Kararı, davacı … temyiz etmiştir.
Dava menfi tespit istemine ilişkin olup, yapılan yargılama sonucunda, davacı borçlunun, icra takibinden sonra muhtelif tarihlerde toplamda 11.000.- TL ödeme yapmasına rağmen, bu ödemeler icra dosyasına bildirilmemiştir. Mahkemece, öncelikle yapılan bu ödemeler de nazara alınmak suretiyle, dava tarihi itibarıyla, davalının talep edebileceği asıl alacak ve faiz miktarının hesaplattırılması, davanın menfi tespit davası olması sebebiyle, davalının ne kadar fazla talepte bulunduğunun tespiti için bundan sonra, icra dosyasına göre davalının, dava tarihi itibarıyla davacıdan talep edebileceği miktar da hesaplattırılarak aradaki fark kadar bozma ilamında vurgulandığı şekilde menfi tespite karar verilmesi gerekmektedir. 24/05/2019 tarihli bilirkişi heyet raporuyla takipten sonra yapılan ödemeler nazara alınarak dava tarihi itibarıyla, asıl alacak ve faiz miktarı hesaplanmış, ancak icra dosyasındaki takip talebine göre, takipten sonra yapılan ödemeler dikkate alınmaksızın dava tarihi itibarıyla borcun ulaştığı miktar hesaplanmamıştır.

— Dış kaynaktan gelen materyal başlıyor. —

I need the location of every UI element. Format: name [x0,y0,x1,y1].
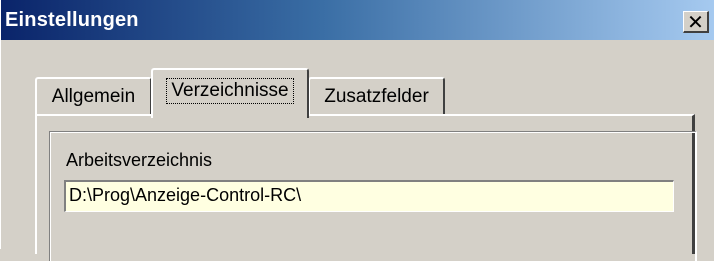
tab-panel: Arbeitsverzeichnis D:\Prog\Anzeige-Contr… [35,114,697,261]
title-bar[interactable]: Einstellungen ✕ [1,0,714,40]
close-button[interactable]: ✕ [683,11,709,33]
working-directory-input[interactable]: D:\Prog\Anzeige-Control-RC\ [64,180,674,212]
working-directory-label: Arbeitsverzeichnis [66,150,213,170]
tab-zusatzfelder[interactable]: Zusatzfelder [308,77,445,115]
directory-group: Arbeitsverzeichnis D:\Prog\Anzeige-Contr… [49,131,697,261]
tab-verzeichnisse[interactable]: Verzeichnisse [151,68,309,118]
close-icon: ✕ [687,9,704,34]
tab-allgemein[interactable]: Allgemein [35,77,152,115]
settings-dialog: Einstellungen ✕ Allgemein Verzeichnisse … [0,0,714,261]
tab-label: Allgemein [51,86,136,107]
window-title: Einstellungen [5,8,139,31]
tab-label: Verzeichnisse [166,78,294,104]
tab-label: Zusatzfelder [324,86,429,107]
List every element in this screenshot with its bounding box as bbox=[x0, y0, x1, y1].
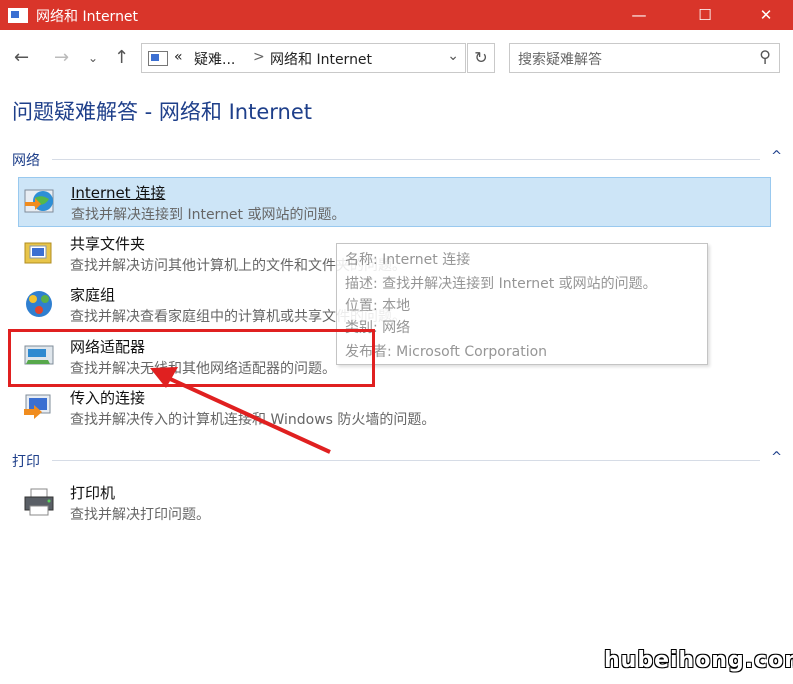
watermark: hubeihong.com bbox=[604, 648, 793, 673]
annotation-arrow bbox=[150, 367, 331, 454]
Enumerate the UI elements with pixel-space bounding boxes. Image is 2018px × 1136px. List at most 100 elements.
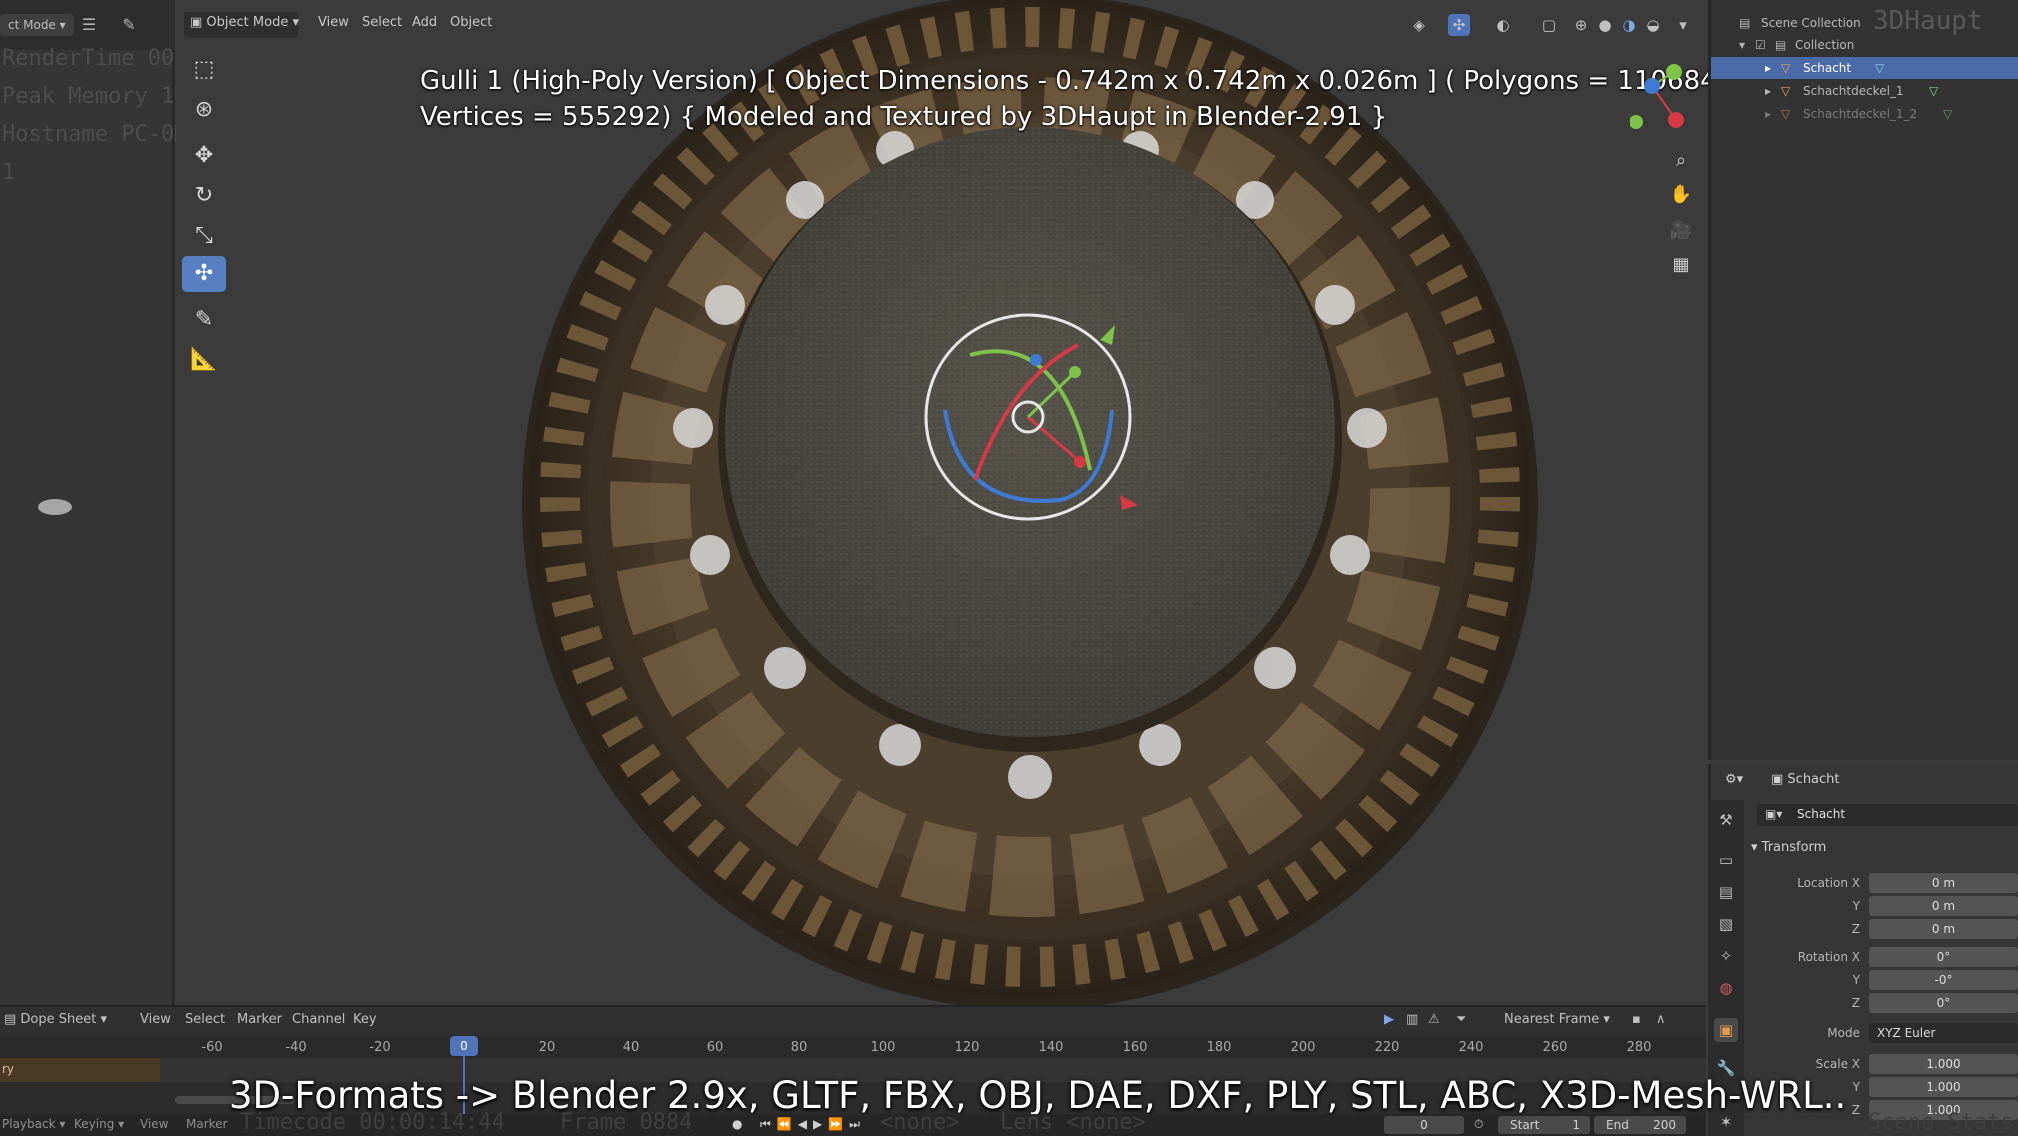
- expand-chevron-icon[interactable]: ▸: [1765, 61, 1771, 75]
- solid-shading-icon[interactable]: ●: [1594, 14, 1616, 36]
- transform-section-label: Transform: [1761, 840, 1827, 855]
- outliner-panel: ▤ Scene Collection ▾ ☑ ▤ Collection ▸ ▽ …: [1708, 0, 2018, 760]
- transform-tool-icon[interactable]: ✣: [182, 256, 226, 292]
- start-frame-field[interactable]: Start 1: [1498, 1116, 1590, 1134]
- 3d-viewport[interactable]: [176, 0, 1706, 1005]
- gizmo-toggle-icon[interactable]: ✣: [1448, 14, 1470, 36]
- move-tool-icon[interactable]: ✥: [182, 138, 226, 174]
- summary-channel[interactable]: ry: [0, 1058, 160, 1082]
- title-line-2: Vertices = 555292) { Modeled and Texture…: [420, 102, 1388, 132]
- playback-controls-icon[interactable]: ⏮⏪◀▶⏩⏭: [760, 1117, 866, 1132]
- expand-chevron-icon[interactable]: ▸: [1765, 84, 1771, 98]
- expand-chevron-icon[interactable]: ▾: [1739, 38, 1745, 52]
- dope-menu-channel[interactable]: Channel: [292, 1012, 345, 1027]
- xray-icon[interactable]: ▢: [1538, 14, 1560, 36]
- wireframe-shading-icon[interactable]: ⊕: [1570, 14, 1592, 36]
- output-tab-icon[interactable]: ▤: [1714, 880, 1738, 904]
- select-box-tool-icon[interactable]: ⬚: [182, 52, 226, 88]
- mesh-object-icon: ▽: [1781, 84, 1791, 98]
- only-errors-icon[interactable]: ⚠: [1428, 1012, 1440, 1027]
- hamburger-menu-icon[interactable]: ☰: [78, 14, 100, 36]
- zoom-icon[interactable]: ⌕: [1668, 148, 1694, 174]
- playback-menu[interactable]: Playback ▾: [2, 1117, 65, 1131]
- annotate-tool-icon[interactable]: ✎: [182, 302, 226, 338]
- rotation-z-field[interactable]: 0°: [1869, 993, 2018, 1013]
- props-object-header: ▣ Schacht: [1771, 772, 1840, 787]
- render-tab-icon[interactable]: ▭: [1714, 848, 1738, 872]
- tool-tab-icon[interactable]: ⚒: [1714, 808, 1738, 832]
- transform-section-header[interactable]: ▾ Transform: [1751, 840, 1826, 855]
- timecode-ghost: Timecode 00:00:14:44: [240, 1110, 505, 1135]
- navigation-gizmo[interactable]: [1630, 56, 1700, 136]
- menu-object[interactable]: Object: [450, 15, 492, 30]
- only-selected-icon[interactable]: ▶: [1384, 1012, 1394, 1027]
- visibility-filter-icon[interactable]: ◈: [1408, 14, 1430, 36]
- record-button-icon[interactable]: ●: [732, 1117, 742, 1131]
- proportional-icon[interactable]: ▪: [1632, 1012, 1641, 1027]
- footer-marker-menu[interactable]: Marker: [186, 1117, 227, 1131]
- light-probe-marker: [38, 499, 72, 515]
- dope-menu-marker[interactable]: Marker: [237, 1012, 282, 1027]
- mesh-data-icon: ▽: [1943, 107, 1953, 121]
- end-frame-field[interactable]: End 200: [1594, 1116, 1686, 1134]
- render-stats-panel: ct Mode ▾ ☰ ✎ RenderTime 00:00.64 Peak M…: [0, 0, 254, 1005]
- show-hidden-icon[interactable]: ▥: [1406, 1012, 1418, 1027]
- shading-options-icon[interactable]: ▾: [1672, 14, 1694, 36]
- preview-range-icon[interactable]: ⏱: [1474, 1117, 1483, 1132]
- mode-selector[interactable]: ct Mode ▾: [0, 14, 74, 36]
- editor-type-dropdown[interactable]: ▤ Dope Sheet ▾: [4, 1012, 107, 1027]
- mesh-data-icon: ▽: [1875, 61, 1885, 75]
- object-name-field[interactable]: ▣▾ Schacht: [1757, 804, 2018, 826]
- playhead[interactable]: 0: [450, 1036, 478, 1056]
- location-x-field[interactable]: 0 m: [1869, 873, 2018, 893]
- scale-y-field[interactable]: 1.000: [1869, 1077, 2018, 1097]
- tick-label: 160: [1122, 1040, 1148, 1055]
- perspective-toggle-icon[interactable]: ▦: [1668, 252, 1694, 278]
- dope-menu-view[interactable]: View: [140, 1012, 171, 1027]
- summary-channel-label: ry: [2, 1062, 15, 1076]
- location-x-label: Location X: [1797, 876, 1860, 890]
- rendered-shading-icon[interactable]: ◒: [1642, 14, 1664, 36]
- location-y-field[interactable]: 0 m: [1869, 896, 2018, 916]
- wrench-icon[interactable]: ✎: [118, 14, 140, 36]
- outliner-row-schachtdeckel-1-2[interactable]: ▸ ▽ Schachtdeckel_1_2 ▽: [1711, 103, 2018, 125]
- dope-menu-key[interactable]: Key: [353, 1012, 377, 1027]
- footer-view-menu[interactable]: View: [140, 1117, 168, 1131]
- checkbox-icon[interactable]: ☑: [1755, 38, 1766, 52]
- rotate-tool-icon[interactable]: ↻: [182, 178, 226, 214]
- material-shading-icon[interactable]: ◑: [1618, 14, 1640, 36]
- location-z-field[interactable]: 0 m: [1869, 919, 2018, 939]
- dope-menu-select[interactable]: Select: [185, 1012, 225, 1027]
- scale-tool-icon[interactable]: ⤡: [182, 218, 226, 254]
- outliner-row-schacht[interactable]: ▸ ▽ Schacht ▽: [1711, 57, 2018, 79]
- camera-view-icon[interactable]: 🎥: [1668, 218, 1694, 244]
- snap-mode-dropdown[interactable]: Nearest Frame ▾: [1504, 1012, 1610, 1027]
- keying-menu[interactable]: Keying ▾: [74, 1117, 124, 1131]
- scene-tab-icon[interactable]: ✧: [1714, 944, 1738, 968]
- filter-icon[interactable]: ⏷: [1456, 1012, 1466, 1027]
- current-frame-field[interactable]: 0: [1384, 1116, 1464, 1134]
- viewport-header: ▣ Object Mode ▾ View Select Add Object ◈…: [176, 0, 1706, 50]
- pan-hand-icon[interactable]: ✋: [1668, 182, 1694, 208]
- cursor-tool-icon[interactable]: ⊛: [182, 92, 226, 128]
- rotation-mode-dropdown[interactable]: XYZ Euler: [1869, 1023, 2018, 1043]
- outliner-row-schachtdeckel-1[interactable]: ▸ ▽ Schachtdeckel_1 ▽: [1711, 80, 2018, 102]
- object-tab-icon[interactable]: ▣: [1714, 1018, 1738, 1042]
- scale-x-field[interactable]: 1.000: [1869, 1054, 2018, 1074]
- menu-view[interactable]: View: [318, 15, 349, 30]
- overlay-toggle-icon[interactable]: ◐: [1492, 14, 1514, 36]
- measure-tool-icon[interactable]: 📐: [182, 342, 226, 378]
- world-tab-icon[interactable]: ◍: [1714, 976, 1738, 1000]
- expand-chevron-icon[interactable]: ▸: [1765, 107, 1771, 121]
- rotation-x-field[interactable]: 0°: [1869, 947, 2018, 967]
- outliner-row-collection[interactable]: ▾ ☑ ▤ Collection: [1711, 34, 2018, 56]
- playback-label: Playback: [2, 1117, 56, 1131]
- frame-ruler[interactable]: [0, 1036, 1706, 1058]
- menu-select[interactable]: Select: [362, 15, 402, 30]
- props-editor-type-icon[interactable]: ⚙▾: [1725, 772, 1743, 787]
- rotation-y-field[interactable]: -0°: [1869, 970, 2018, 990]
- menu-add[interactable]: Add: [412, 15, 437, 30]
- tick-label: 180: [1206, 1040, 1232, 1055]
- view-layer-tab-icon[interactable]: ▧: [1714, 912, 1738, 936]
- falloff-icon[interactable]: ∧: [1656, 1012, 1666, 1027]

Mahkemece, icra dosyasındaki takip talebine göre, takipten sonra yapılan ödemeler dikkate alınmaksızın dava tarihi itibarıyla borcun ulaştığı miktarın tespiti için bilirkişi heyetinden ek rapor alınmak suretiyle, aradaki fark kadar davacı lehine menfi tespit kararı verilmesi gerekirken, eksik inceleme ile yazılı şekilde karar verilmesi doğru görülmemiştir.
SONUÇ: Yukarıda açıklanan sebeplerle hükmün davacı … yararına BOZULMASINA, ödediği peşin temyiz harcının isteği halinde temyiz eden davacı …’a iadesine, 29/11/2021 tarihinde oybirliğiyle karar verildi.